今回はロングセラーであり、なおかつ、新しい市場を創出した商品の事例をお伝えしましょう。文具用のマスキングテープです。
文具用マスキングテープといえば、贈り物のラッピング、ノートの装飾と、使途は多岐にわたる楽しいアイテムですね。色もデザインもさまざまな商品が登場しており、人気はすでに定着した感があります。
和紙に粘着素材をつけたマスキングテープは元来、工業用の商品として認知されてきました。塗装などの作業に携わる職人にとっては欠くことのできないものです。それがどうしてまた、文具の世界でここまで市場を伸ばしているのか。
工業用一辺倒だったマスキングテープの分野で、業界で初めて、装飾などの趣味に使える色とりどりの文具用商品を出したのは、岡山県のカモ井加工紙でした。2008年、「mt」と名づけたシリーズを発売。そして初年から見事に反響を呼びました。後続のメーカーが数多登場する状況であっても、現在、文具用マスキングテープでシェア7割。ここまで「mt」シリーズのアイテム数は累計4000点にものぼるといいます。

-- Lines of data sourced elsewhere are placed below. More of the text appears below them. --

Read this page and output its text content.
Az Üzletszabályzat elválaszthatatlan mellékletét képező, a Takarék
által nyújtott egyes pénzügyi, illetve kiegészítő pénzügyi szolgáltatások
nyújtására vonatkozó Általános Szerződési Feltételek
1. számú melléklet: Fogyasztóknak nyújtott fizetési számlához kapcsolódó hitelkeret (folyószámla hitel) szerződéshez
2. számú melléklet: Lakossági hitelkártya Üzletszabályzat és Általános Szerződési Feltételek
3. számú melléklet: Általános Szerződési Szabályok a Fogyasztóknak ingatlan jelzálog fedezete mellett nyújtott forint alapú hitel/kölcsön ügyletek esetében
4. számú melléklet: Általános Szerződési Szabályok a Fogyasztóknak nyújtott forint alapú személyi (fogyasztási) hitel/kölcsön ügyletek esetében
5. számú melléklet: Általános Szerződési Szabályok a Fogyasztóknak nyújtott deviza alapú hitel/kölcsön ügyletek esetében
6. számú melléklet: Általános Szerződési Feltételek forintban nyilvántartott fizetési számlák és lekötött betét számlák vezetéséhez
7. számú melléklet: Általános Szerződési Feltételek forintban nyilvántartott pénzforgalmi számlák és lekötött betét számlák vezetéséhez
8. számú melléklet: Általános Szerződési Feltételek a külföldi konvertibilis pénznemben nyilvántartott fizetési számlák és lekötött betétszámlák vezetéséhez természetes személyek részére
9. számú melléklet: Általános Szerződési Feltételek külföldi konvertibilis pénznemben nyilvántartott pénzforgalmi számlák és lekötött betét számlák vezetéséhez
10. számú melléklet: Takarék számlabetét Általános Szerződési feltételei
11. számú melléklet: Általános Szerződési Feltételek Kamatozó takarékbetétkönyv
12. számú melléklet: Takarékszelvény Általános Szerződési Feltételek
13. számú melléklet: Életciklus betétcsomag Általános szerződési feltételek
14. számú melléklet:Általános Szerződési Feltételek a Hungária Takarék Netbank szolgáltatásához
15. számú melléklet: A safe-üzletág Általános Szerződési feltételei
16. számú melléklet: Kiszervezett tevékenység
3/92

それにしても……。同社はなぜ文具用マスキングテープを発案し、それまで存在しなかった市場を作り上げるほどになったのか。
同社に尋ねると、その発端は「mt」発売の2年前である2006年にあった、というんです。
突然、一般消費者である女性たちから同社のもとに連絡が入ったそうです。「ぜひ、マスキングテープ工場を見学したい」と……。同社にしてみれば、その理由も狙いもわからず、社員みんなで戸惑うばかりだった。当時、マスキングテープは工業用としてもっぱら使われていたような地味な存在ですし、そもそも一般の消費者の工場見学を受け入れるような空気は、同社に限らず業界内になかったといいます。技術が漏れたらどうする、という心配もそこにはあったそうですし。
でも、同社はこの工場見学依頼を受け入れることを決めました。依頼が届いた直後からやりとりを重ねるなかで、女性たちの話に耳を傾けたら、驚きの連続だったからだそうです。「マスキングテープの透け感がいい、色が楽しい、和紙のちぎれ具合がいい。だから生活のなかでいろんな装飾に使える。彼女たちはそう話してくれました」と同社の専務は振り返ります。当時の自分たちが思ってもいなかった部分に、彼女たちは興味を示している。ならば、工場見学に迎え入れて、こちらもしっかりと話を聞こうと考えた。
彼女たちが工場見学に訪れた1週間後、同社は文具用のマスキングテープを開発することを決めます。「これは、商品開発に乗り出していいんじゃないか」と考えたそうです。ただし、話は簡単ではありません。これまでの工業用マスキングテープは少品種大量生産ですが、文具用となると多品種少量生産が必須です。考えを巡らせたすえ、製紙メーカーから無地の白い和紙を仕入れ、そこに色や柄をつけるのは自分たちの工場内でやるしかない、という結論に達しました。もちろん、これまで全く経験してこなかった作業ですが、この手法ならば、最小限度のコスト投資で始められるとの判断があった。
そして2年を経て、第1号商品を完成。東京のおしゃれな雑貨店へ飛び込み営業をかけるなど、慣れない苦労を重ねたとも聞きますが、その努力が見事に花ひらいた格好ですね。
ならば、です。カモ井加工紙が文具用マスキングテープの市場を創出し、開拓に成功したのは、幸運によるものだったのか。一般消費者の女性たちが工場見学を申し込んでくれて、マスキングテープの可能性を示唆したからか。
いや、話はちょっと違うんです。この彼女たちは、カモ井加工紙のほかにも、同じ業界のいくつもの企業に工場見学を申し込んでいたそうです。でも、同社以外からはすべて断られていた。なかには返答すらなかったケースもありました。つまり、カモ井加工紙以外は門前払いだったということです。
同社だけが、彼女たちの熱意はどこにあるのだろうと、真剣に話を聞き、そしてその声に関心を抱き、さらには商品開発してみようとまで判断を下した。これはもう偶然の幸運だけではない話ですね。同社の専務はいいます。「そうです。彼女たちが依頼をかけたすべてのメーカーにチャンスはあったわけです。スタートラインは一緒でした。結果として、呼応したのは私たち1社だけでしたが……」。
カモ井加工紙のことを最後にもう少しだけ話しますと、1923年設立の同社は当初、ハエトリ紙の製造を主軸に置いていました。1960年代に入った時点で、この先、市場は縮んでいくと判断し、ハエトリ紙がまだまだ売れていた時期だったのに工業用マスキングテープ市場に打って出ることにしたそうです。そして2008年に文具用の「mt」を業界初として発売した。ハエトリ紙と文具用マスキングテープに共通するのは、和紙に粘着素材を合わせている、というところですね。同社の歴史がちゃんとそこに反映されているわけです。